Id like an editor like FCP and do my colour in a Lightroom style interface..
It partly depends on price point.
Lightroom is still very basic. But Adobe has all of the tools available to enable the same functionality as Photoshop, Premiere, After Effects, Media Encoder, etc. in Lightroom at $99. If they really want to compete at that price point, it could be killer. Big TBD for future releases and how quickly they appear.
I would assume they might be afraid of undercutting their other, more expensive, aps? Depends on how much the market pushes them to perform (can you say - Canon?)
Next up is Photoshop CS 6.0 Standard and whatever they call Extended now. Premium? See Billy's thread in this forum for some preliminary info.
Finally, if you can pop for Adobe CS 6.0 Production Premium, you get it all - Photoshop, Premiere Pro, After Effects, Media Encoder, Speed Grade (which they recentlty acquired and will likely intergrate more thouroughly in 6.xx releases - hopefully to Photoshop, etc. too - maybe Lightroom?
Production Premium is a huge, new suite with a new interface that looks like it will be kick ass. The cheapest direct purchase is educational, at $429 (or less.) You can later upgrade that to a full, commercial liscense at the CS 6.5 or CS 7.0 release, via a normal upgrade (about $399 this go round.)

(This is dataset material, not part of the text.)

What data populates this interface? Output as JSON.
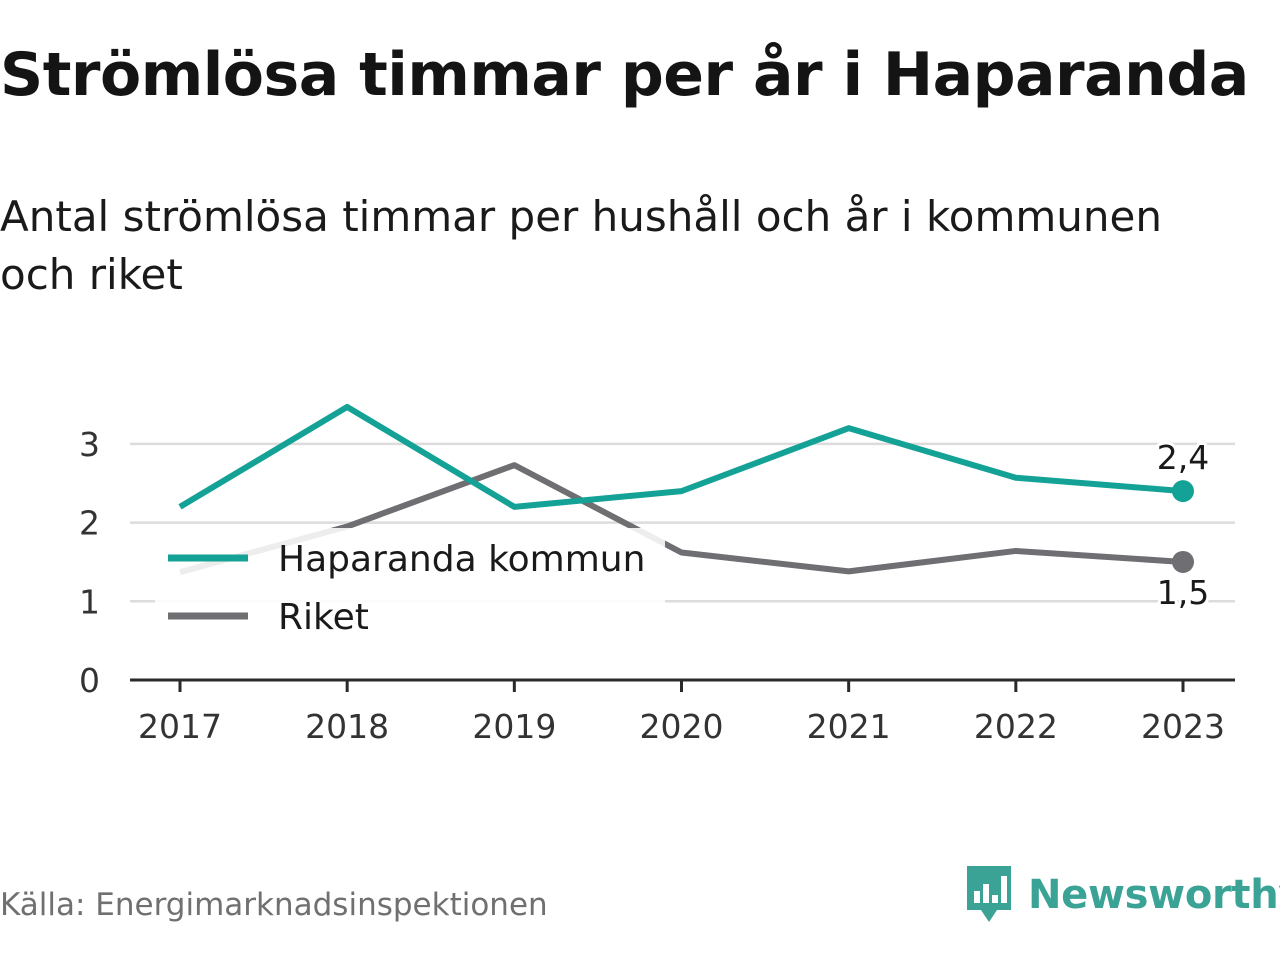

It has interfaces to mimic Final Cut Pro, Avid, etc. It can import existing projects from them and export projects to them. It looks like Adobe is making a serious play in that market.
You might be able to upgrade from suites as old as CS 2, if you buy CS 5.5 before May 6, and then get your free (automatic) upgrade to CS 6.0. After May 6 you can no longer upgrade from CS 2, but you can upgrade CS 3, 4, 5, and 5.5 directly to 6.0 (Either from a suite, or from some stand-alone products.)

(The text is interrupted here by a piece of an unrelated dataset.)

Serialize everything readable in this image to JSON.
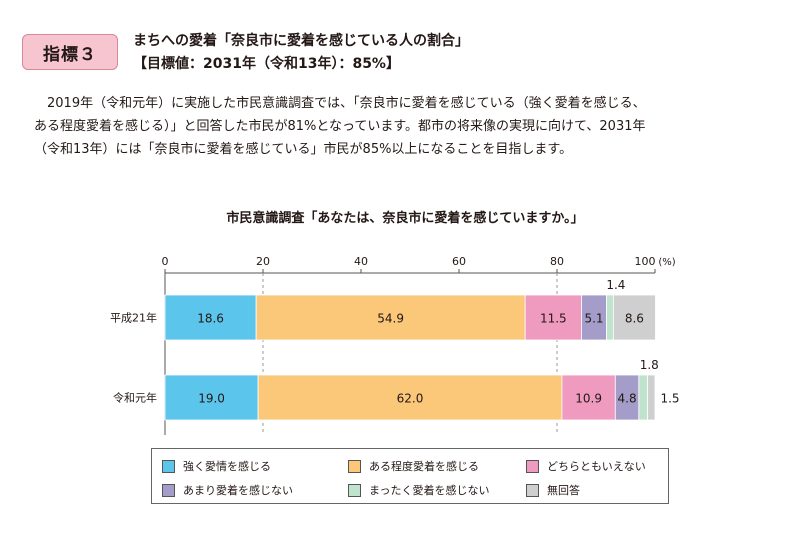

So you have basically 3 new tools from Adobe, at price points from $99 (for Lightroom 4.0 at B&H with a camera or lens purchase, or at Adobe with other software), to whatever a Photoshop upgrade costs you - maybe $200 to $399 - to $429 to $1,699 for Production Premium.
Those use 3 different editing paradigms, although all 3 are non-destructive (which seems to be where everyone is going.)
There is:
1) The
Lightroom interface,
2) A traditional
Layers and Filters approach in Photoshop, applied to video, and
3)
Primiere Pro, with a non-destructive, meta-data based approach, with no transcoding, to a
more traditional NLE color grading & effects toolset with several stand-alone componenmts (After Effects, PhotoShop) Those can now exchange edits almost completely without rendering or "outputting," and baking in edits, when going from one tool to the next (via enhanced "smart object"-type links. Dynamic links? )
There is a lot to learn. It is hard to even figure out pricing and hardware architectures/requirements for each (Mercury engine, GPU, Cuda cores, RAM, HDD's).
I will have all 3 with the 6.0 release. I plan on spending the next 2 months doing a deep dive into each, with the real focus on Production Premium (Premiere, et. al.) I am obviously making a big commitment to that platform and so will be bised in that direction. But there are many other tools out there, new and old, low end and high end.
Billy and I have been exploring a bit and learning as we go. Lightroom is just too basic for much real work yet. I hope that Adobe enables all of their other tools through the LR interface soon, in release 4.1, 4.2, etc. (after the CS 6.0 launch.) It could be steller.
Photoshop looks pretty robust for those familiar with that workflow. There is a link in Billy's thread to a 7 minute video on PS 6.0 (available until May 6 as a free Beta, then as a 30 day trial.)
Good luck! We have been chatting and trying to learn day-by-day as these tools start to come out. Glad to have many others opinions in the mix!